TCPAland is so full of interesting little stories.

I know from first hand experience that class counsel commonly use an unpleasant little clause to keep their would-be class representatives from settling cases individually. This makes sense to a degree–consumer law firms devote tremendous resources to fighting class actions and want to be protected in the cases where their class representative gets cold feet down the line.

But can class counsel include a clause converting a contingency fee arrangement into one where the class representative has to pay for fees and costs in the event that the class representative dares to settle individually “against the advice” of counsel?

That was among the questions presented in Lanteri v. Credit Protection Association, 1:13-cv-1501, 2018 WL 4625657 (S.D. Ind. Sept. 26, 2018). There the court faced a clause as follows in class counsel’s retainer agreement with Plaintiff:

If Client abandons the class and settles on an individual basis against the advice of Attorneys, Client shall be obligated to pay Attorneys their normal hourly rates for the time they expended in the case, and shall be obligated to reimburse the Attorneys for all expenses incurred.

Wow, what a clause. As you might imagine, the threat of having to pay huge attorneys fees and costs to class counsel is a mighty big hammer that can be wielded to keep a class representative in line. This, it seems, assures that the class representative works for counsel and not the class. Is that ok?

The Lanteri court took the issue quite seriously, first identifying the Seventh Circuit’s rule that: “Misconduct by class counsel that creates a serious doubt that counsel will represent the class loyally requires denial of class certification.” And, in the Court’s mind, the fee arrangement caused mischief: “the arrangement creates the appearance of a possible conflict with respect to the Plaintiff’s ability to freely withdraw her claim or settle her claim against her attorneys’ advice.” Lanteri at *5.

Rather than deem class counsel inadequate and deny certification on that basis, the Court offered Lanteri’s counsel the chance to amend the retainer agreement to remove the offending clause. The Court assumed that counsel would do so and went on to certify a Rule 23(b)(3) class in the case. So there you go.

In terms of the 23(b)(3) showing, this was pretty cut and dry. Everyone in the class received a text after a “stop” notification was sent. The Defendant–as so often happens– apparently opposed certification by arguing about the sufficiency of the stop request rather than by pointing to differences in the experiences and circumstances of class members. Maybe there were none. Who knows. But the bottom line is this: when a defendant fails to present any evidence that class members are in different positions vis consent–or, here, revocation–certification may be possible in TCPA cases. So watch out!

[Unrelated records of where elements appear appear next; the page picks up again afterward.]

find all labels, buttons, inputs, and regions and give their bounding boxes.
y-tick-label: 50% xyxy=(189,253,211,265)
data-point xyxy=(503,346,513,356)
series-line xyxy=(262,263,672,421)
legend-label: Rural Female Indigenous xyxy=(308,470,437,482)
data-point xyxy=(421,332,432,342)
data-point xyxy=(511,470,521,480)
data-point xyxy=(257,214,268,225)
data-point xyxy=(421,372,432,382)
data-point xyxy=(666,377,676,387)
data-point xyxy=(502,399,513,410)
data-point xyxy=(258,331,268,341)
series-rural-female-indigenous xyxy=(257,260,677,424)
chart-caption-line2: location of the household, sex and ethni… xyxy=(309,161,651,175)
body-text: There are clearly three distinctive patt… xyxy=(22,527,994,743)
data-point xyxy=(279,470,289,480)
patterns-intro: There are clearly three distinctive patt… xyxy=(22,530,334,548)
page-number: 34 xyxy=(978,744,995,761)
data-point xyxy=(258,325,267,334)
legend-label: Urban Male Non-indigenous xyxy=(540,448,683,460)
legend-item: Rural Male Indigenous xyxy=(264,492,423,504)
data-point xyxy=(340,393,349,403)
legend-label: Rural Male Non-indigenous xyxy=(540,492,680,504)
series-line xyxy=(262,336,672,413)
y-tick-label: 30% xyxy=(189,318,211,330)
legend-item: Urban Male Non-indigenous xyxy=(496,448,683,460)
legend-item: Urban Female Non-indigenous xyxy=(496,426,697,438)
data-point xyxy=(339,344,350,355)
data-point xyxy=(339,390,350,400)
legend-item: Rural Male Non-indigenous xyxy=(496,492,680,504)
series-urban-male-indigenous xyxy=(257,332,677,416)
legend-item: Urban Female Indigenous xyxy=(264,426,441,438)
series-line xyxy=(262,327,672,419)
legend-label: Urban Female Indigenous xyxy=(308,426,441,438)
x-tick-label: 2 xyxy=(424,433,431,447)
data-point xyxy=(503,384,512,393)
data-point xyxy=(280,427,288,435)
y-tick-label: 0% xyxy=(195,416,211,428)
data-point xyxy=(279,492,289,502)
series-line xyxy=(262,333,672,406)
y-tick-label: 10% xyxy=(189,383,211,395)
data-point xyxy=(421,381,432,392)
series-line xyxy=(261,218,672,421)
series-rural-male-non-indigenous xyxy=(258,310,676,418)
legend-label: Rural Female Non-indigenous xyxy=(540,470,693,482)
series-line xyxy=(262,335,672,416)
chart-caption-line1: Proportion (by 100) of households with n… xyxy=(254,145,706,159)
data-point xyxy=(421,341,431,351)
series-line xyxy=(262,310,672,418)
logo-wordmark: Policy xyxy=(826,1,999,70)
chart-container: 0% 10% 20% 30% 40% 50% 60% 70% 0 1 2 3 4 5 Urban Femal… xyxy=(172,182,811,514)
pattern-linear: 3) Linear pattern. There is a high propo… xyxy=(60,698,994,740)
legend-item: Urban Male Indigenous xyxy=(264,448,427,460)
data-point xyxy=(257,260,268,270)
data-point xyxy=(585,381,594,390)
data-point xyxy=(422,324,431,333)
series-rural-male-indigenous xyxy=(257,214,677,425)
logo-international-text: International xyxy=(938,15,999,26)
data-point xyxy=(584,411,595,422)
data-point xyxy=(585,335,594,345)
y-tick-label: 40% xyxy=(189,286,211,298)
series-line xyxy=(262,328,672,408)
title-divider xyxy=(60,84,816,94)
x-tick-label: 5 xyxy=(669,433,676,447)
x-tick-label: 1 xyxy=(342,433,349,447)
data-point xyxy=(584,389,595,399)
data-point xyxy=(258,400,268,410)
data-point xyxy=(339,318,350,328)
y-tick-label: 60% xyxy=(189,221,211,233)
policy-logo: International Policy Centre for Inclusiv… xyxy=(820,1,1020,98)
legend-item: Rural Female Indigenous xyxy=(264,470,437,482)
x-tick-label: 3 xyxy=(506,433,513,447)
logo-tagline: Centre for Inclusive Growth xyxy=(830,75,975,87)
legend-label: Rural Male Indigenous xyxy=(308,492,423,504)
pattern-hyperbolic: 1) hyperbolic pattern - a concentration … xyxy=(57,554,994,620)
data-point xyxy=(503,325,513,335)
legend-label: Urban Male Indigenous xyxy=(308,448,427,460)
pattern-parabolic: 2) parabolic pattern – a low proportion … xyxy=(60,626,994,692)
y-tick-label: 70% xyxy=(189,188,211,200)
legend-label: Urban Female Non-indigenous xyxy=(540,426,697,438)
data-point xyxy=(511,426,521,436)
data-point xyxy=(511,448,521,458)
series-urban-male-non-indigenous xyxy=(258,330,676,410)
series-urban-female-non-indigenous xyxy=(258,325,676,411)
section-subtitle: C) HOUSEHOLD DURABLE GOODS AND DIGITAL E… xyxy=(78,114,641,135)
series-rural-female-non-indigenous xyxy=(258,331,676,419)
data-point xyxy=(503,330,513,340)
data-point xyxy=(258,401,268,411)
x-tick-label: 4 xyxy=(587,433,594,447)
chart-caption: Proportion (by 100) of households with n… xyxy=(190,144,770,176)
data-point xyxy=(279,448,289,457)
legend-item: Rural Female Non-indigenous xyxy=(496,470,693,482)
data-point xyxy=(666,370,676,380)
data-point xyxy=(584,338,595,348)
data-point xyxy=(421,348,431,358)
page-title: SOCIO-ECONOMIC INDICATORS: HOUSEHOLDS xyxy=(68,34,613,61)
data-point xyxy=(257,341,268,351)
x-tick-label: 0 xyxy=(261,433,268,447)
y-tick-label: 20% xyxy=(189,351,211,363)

It is worth noting that Lanteri appears to be the first case in the country certifying a “stop” notification TCPA class action. TCPA revocation classes have been universally rejected at the certification stage–and often at the pleadings stage–as revocation is a highly-fact intensive legal concept. But the unique parameters of this class (stop message notifications sent via text) allowed class counsel to leap these hurdles and earn certification. We’ll keep a close eye on the docket to see where this one heads next.